***TO by była moja propozycja ale to by ważyło zbyt dużo nawet jak na rosłego woja, zatem rękawice, hełm i naramienniki zrobiłbym z 2 a resztę z 1,5
Co ty na to Jasmin??***
Pamietac jeszcze musimy o okresie historycznym, w ktory sie bawimy!!! Ale jesli (wnioskujac po twej odpowiedzi) chodzi o opancerzenie xV wieku, biala plyta, fleksem na lustro:) to sie zgadzam - helm i naramienniki 2 to dobre rozwiazanie zas rekawice w zaleznosci od ich konstrukcji: jesli sa folgowe, z 11 folg, to nawet 1 wystarcza, bo trzy folgi nachadza na siebie!!! jesli zas to rekawice najprostsze, to poltorowka jest dobra, jesli rekawice owa sie wymodeluje, krawedzie pozagina itp. druga sprawa jest zas taka, jak bede walczyl ja - tarcza, czy poltorak, bo to tez wplywa zdecydowanie na opancerzenie: poltorak musi miec helm, naramienniki, "rece -lokcie" i rekawice bardzo pancerne i bardzo ruchliwe jednoczesnie (trudne dla platnerza robiacego zamowienie przez internet).
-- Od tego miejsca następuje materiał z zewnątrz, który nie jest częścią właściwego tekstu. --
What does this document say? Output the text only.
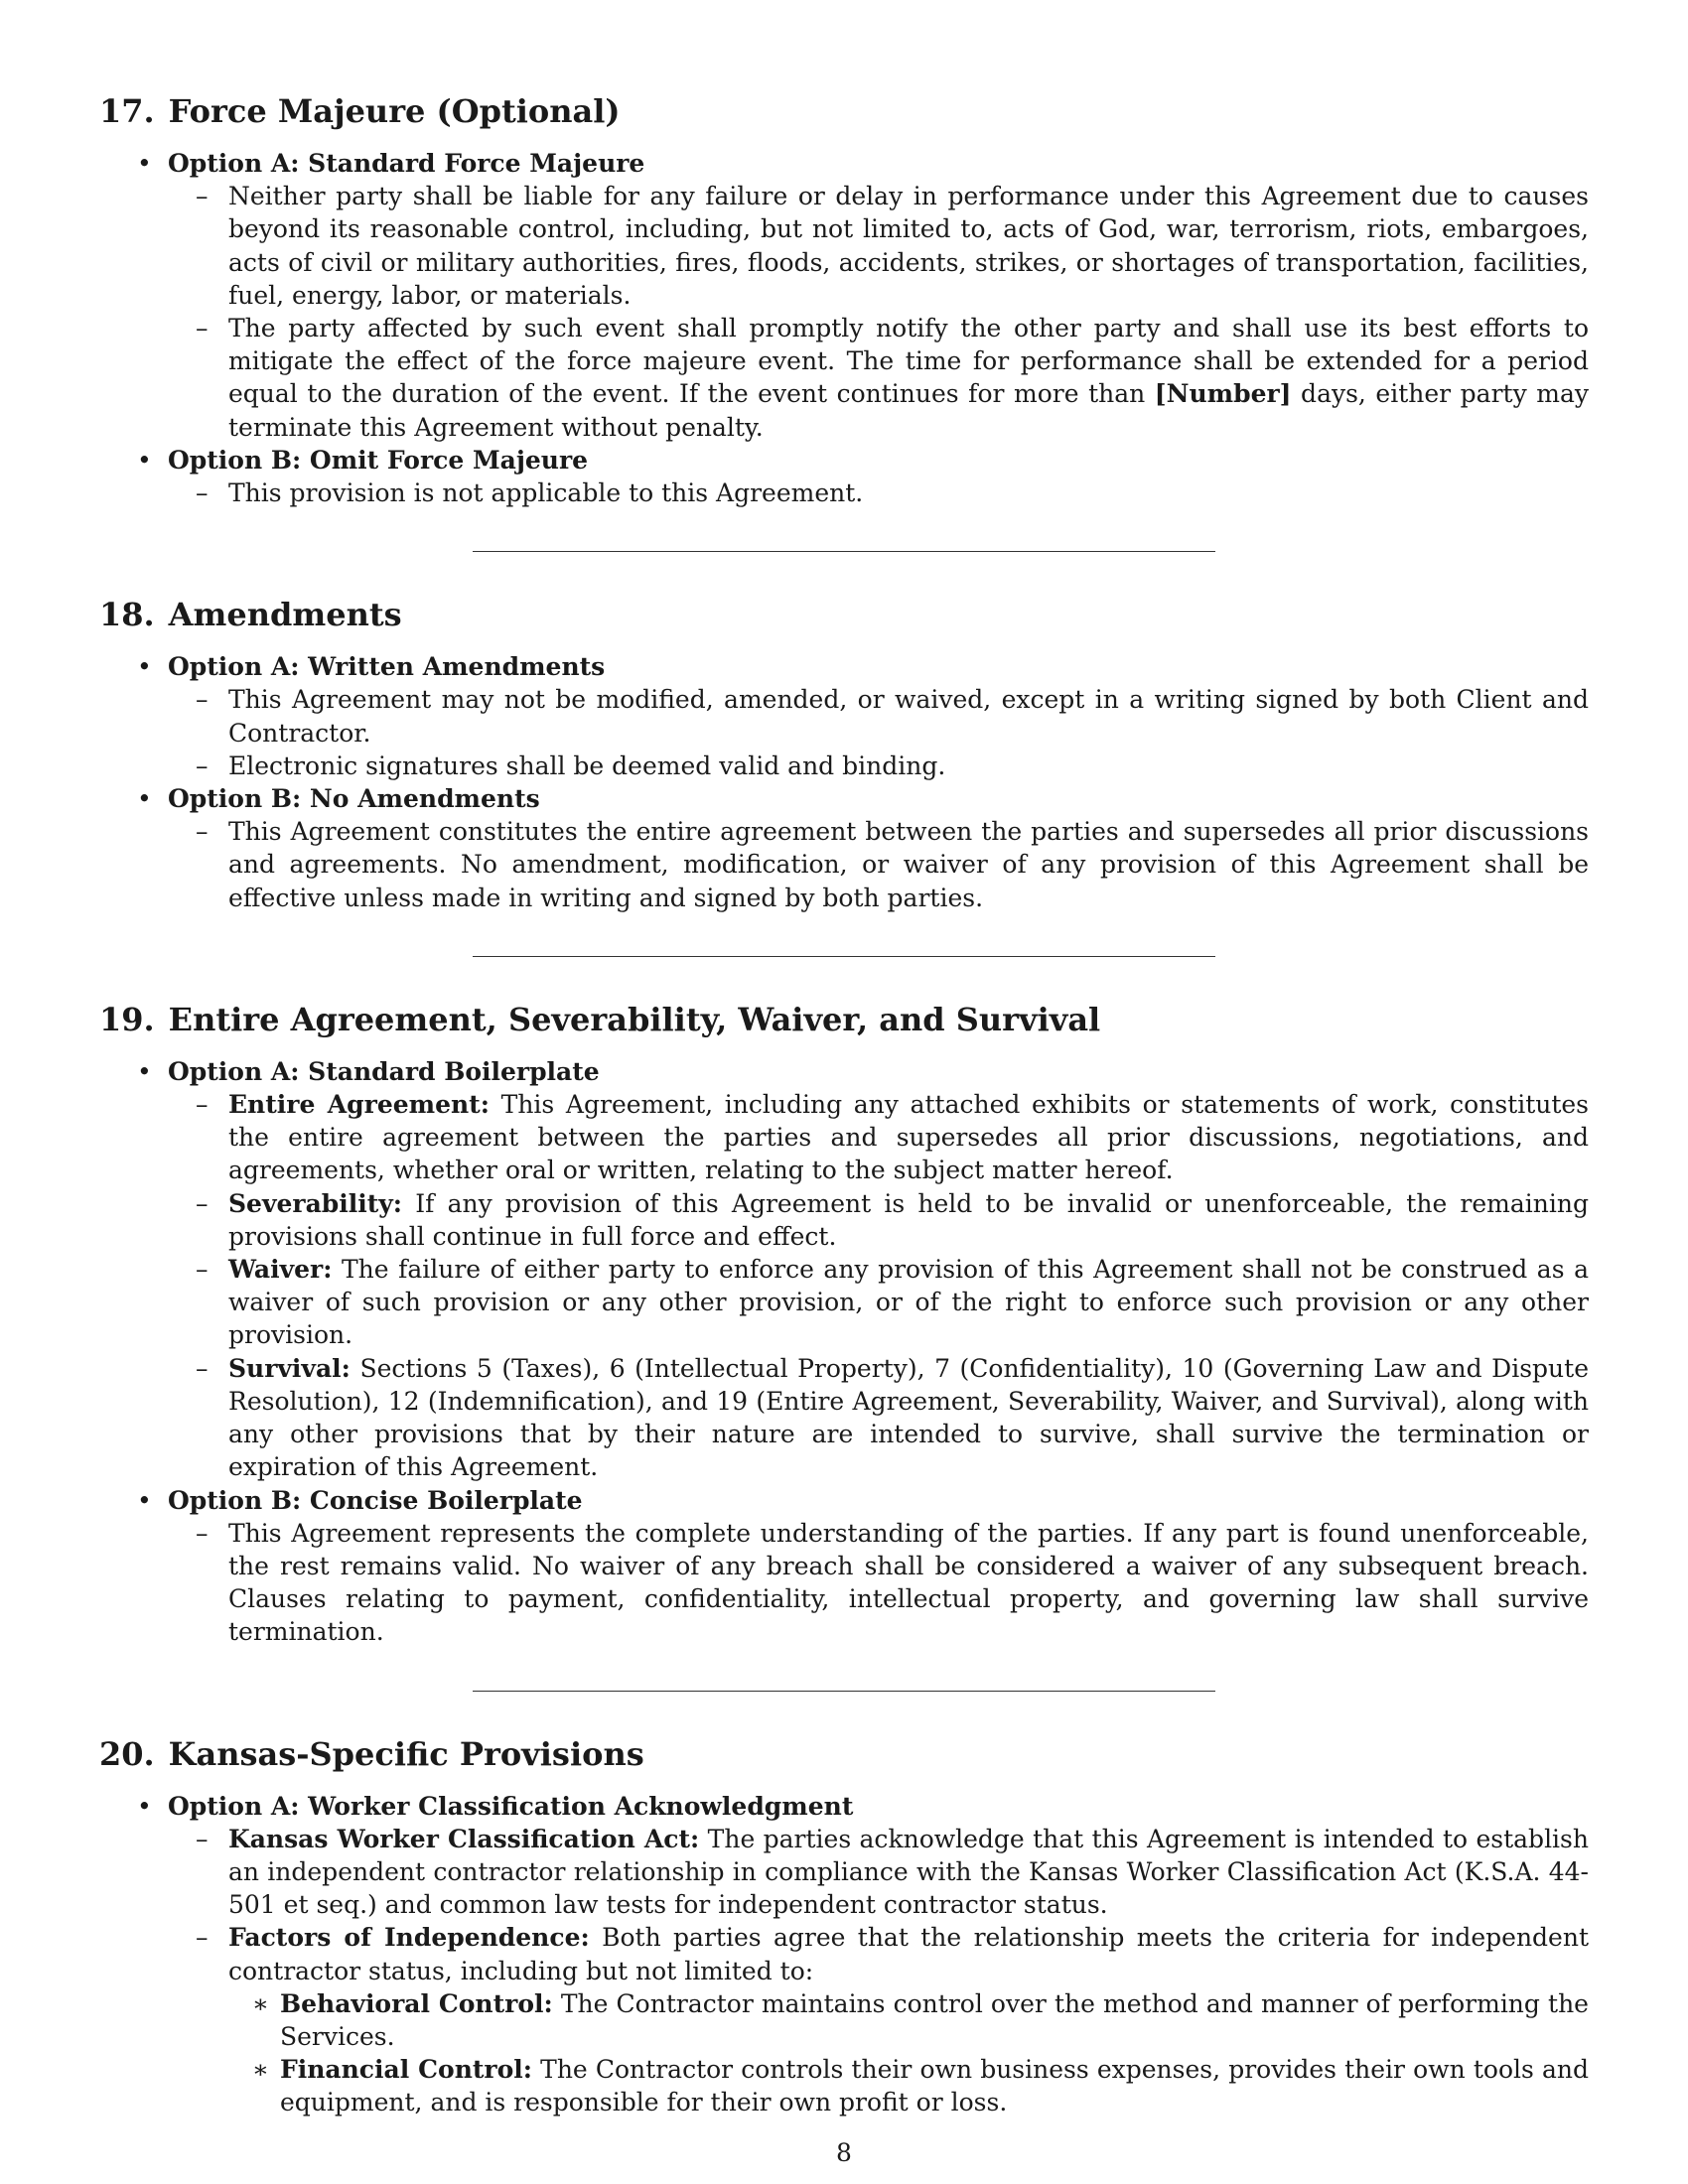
17. Force Majeure (Optional)
• Option A: Standard Force Majeure
– Neither party shall be liable for any failure or delay in performance under this Agreement due to causes beyond its reasonable control, including, but not limited to, acts of God, war, terrorism, riots, embargoes, acts of civil or military authorities, fires, floods, accidents, strikes, or shortages of transportation, facilities, fuel, energy, labor, or materials.
– The party affected by such event shall promptly notify the other party and shall use its best efforts to mitigate the effect of the force majeure event. The time for performance shall be extended for a period equal to the duration of the event. If the event continues for more than [Number] days, either party may terminate this Agreement without penalty.
• Option B: Omit Force Majeure
– This provision is not applicable to this Agreement.
18. Amendments
• Option A: Written Amendments
– This Agreement may not be modified, amended, or waived, except in a writing signed by both Client and Contractor.
– Electronic signatures shall be deemed valid and binding.
• Option B: No Amendments
– This Agreement constitutes the entire agreement between the parties and supersedes all prior discussions and agreements. No amendment, modification, or waiver of any provision of this Agreement shall be effective unless made in writing and signed by both parties.
19. Entire Agreement, Severability, Waiver, and Survival
• Option A: Standard Boilerplate
– Entire Agreement: This Agreement, including any attached exhibits or statements of work, constitutes the entire agreement between the parties and supersedes all prior discussions, negotiations, and agreements, whether oral or written, relating to the subject matter hereof.
– Severability: If any provision of this Agreement is held to be invalid or unenforceable, the remaining provisions shall continue in full force and effect.
– Waiver: The failure of either party to enforce any provision of this Agreement shall not be construed as a waiver of such provision or any other provision, or of the right to enforce such provision or any other provision.
– Survival: Sections 5 (Taxes), 6 (Intellectual Property), 7 (Confidentiality), 10 (Governing Law and Dispute Resolution), 12 (Indemnification), and 19 (Entire Agreement, Severability, Waiver, and Survival), along with any other provisions that by their nature are intended to survive, shall survive the termination or expiration of this Agreement.
• Option B: Concise Boilerplate
– This Agreement represents the complete understanding of the parties. If any part is found unenforceable, the rest remains valid. No waiver of any breach shall be considered a waiver of any subsequent breach. Clauses relating to payment, confidentiality, intellectual property, and governing law shall survive termination.
20. Kansas-Specific Provisions
• Option A: Worker Classification Acknowledgment
– Kansas Worker Classification Act: The parties acknowledge that this Agreement is intended to establish an independent contractor relationship in compliance with the Kansas Worker Classification Act (K.S.A. 44-501 et seq.) and common law tests for independent contractor status.
– Factors of Independence: Both parties agree that the relationship meets the criteria for independent contractor status, including but not limited to:
∗ Behavioral Control: The Contractor maintains control over the method and manner of performing the Services.
∗ Financial Control: The Contractor controls their own business expenses, provides their own tools and equipment, and is responsible for their own profit or loss.
8
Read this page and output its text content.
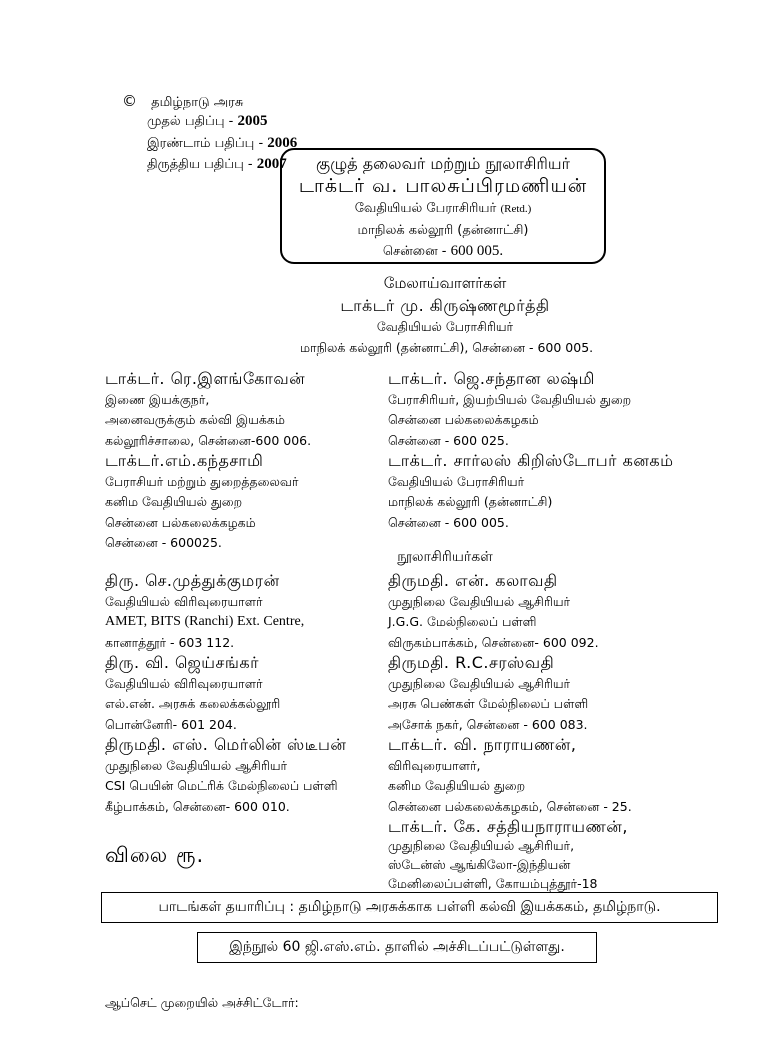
© தமிழ்நாடு அரசு
முதல் பதிப்பு - 2005
இரண்டாம் பதிப்பு - 2006
திருத்திய பதிப்பு - 2007	குழுத் தலைவர் மற்றும் நூலாசிரியர்
டாக்டர் வ. பாலசுப்பிரமணியன்
வேதியியல் பேராசிரியர் (Retd.)
மாநிலக் கல்லூரி (தன்னாட்சி)
சென்னை - 600 005.
மேலாய்வாளர்கள்
டாக்டர் மு. கிருஷ்ணமூர்த்தி
வேதியியல் பேராசிரியர்
மாநிலக் கல்லூரி (தன்னாட்சி), சென்னை - 600 005.
டாக்டர். ரெ.இளங்கோவன்
இணை இயக்குநர்,
அனைவருக்கும் கல்வி இயக்கம்
கல்லூரிச்சாலை, சென்னை-600 006.
டாக்டர்.எம்.கந்தசாமி
பேராசியர் மற்றும் துறைத்தலைவர்
கனிம வேதியியல் துறை
சென்னை பல்கலைக்கழகம்
சென்னை - 600025.
டாக்டர். ஜெ.சந்தான லஷ்மி
பேராசிரியர், இயற்பியல் வேதியியல் துறை
சென்னை பல்கலைக்கழகம்
சென்னை - 600 025.
டாக்டர். சார்லஸ் கிறிஸ்டோபர் கனகம்
வேதியியல் பேராசிரியர்
மாநிலக் கல்லூரி (தன்னாட்சி)
சென்னை - 600 005.
நூலாசிரியர்கள்
திரு. செ.முத்துக்குமரன்
வேதியியல் விரிவுரையாளர்
AMET, BITS (Ranchi) Ext. Centre,
கானாத்தூர் - 603 112.
திரு. வி. ஜெய்சங்கர்
வேதியியல் விரிவுரையாளர்
எல்.என். அரசுக் கலைக்கல்லூரி
பொன்னேரி- 601 204.
திருமதி. எஸ். மெர்லின் ஸ்டீபன்
முதுநிலை வேதியியல் ஆசிரியர்
CSI பெயின் மெட்ரிக் மேல்நிலைப் பள்ளி
கீழ்பாக்கம், சென்னை- 600 010.
திருமதி. என். கலாவதி
முதுநிலை வேதியியல் ஆசிரியர்
J.G.G. மேல்நிலைப் பள்ளி
விருகம்பாக்கம், சென்னை- 600 092.
திருமதி. R.C.சரஸ்வதி
முதுநிலை வேதியியல் ஆசிரியர்
அரசு பெண்கள் மேல்நிலைப் பள்ளி
அசோக் நகர், சென்னை - 600 083.
டாக்டர். வி. நாராயணன்,
விரிவுரையாளர்,
கனிம வேதியியல் துறை
சென்னை பல்கலைக்கழகம், சென்னை - 25.
டாக்டர். கே. சத்தியநாராயணன்,
முதுநிலை வேதியியல் ஆசிரியர்,
ஸ்டேன்ஸ் ஆங்கிலோ-இந்தியன்
மேனிலைப்பள்ளி, கோயம்புத்தூர்-18
விலை ரூ.
பாடங்கள் தயாரிப்பு : தமிழ்நாடு அரசுக்காக பள்ளி கல்வி இயக்ககம், தமிழ்நாடு.
இந்நூல் 60 ஜி.எஸ்.எம். தாளில் அச்சிடப்பட்டுள்ளது.
ஆப்செட் முறையில் அச்சிட்டோர்:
Przy tarczy az tak wiele nie trza na siebie nakladac.
Co do wczesniejszego postu Ruthry: jadac na impreze biore zbroje paradna gdy nie zamiezam walczyj, lub zbroje bitwna, gdy zamierzam walczyc - zbroja bitewna ma zapewnic mi maksymalne bezpieczenstwo wedle mojej wlasnej oceny sytuacji. Nie ma innych wariantow.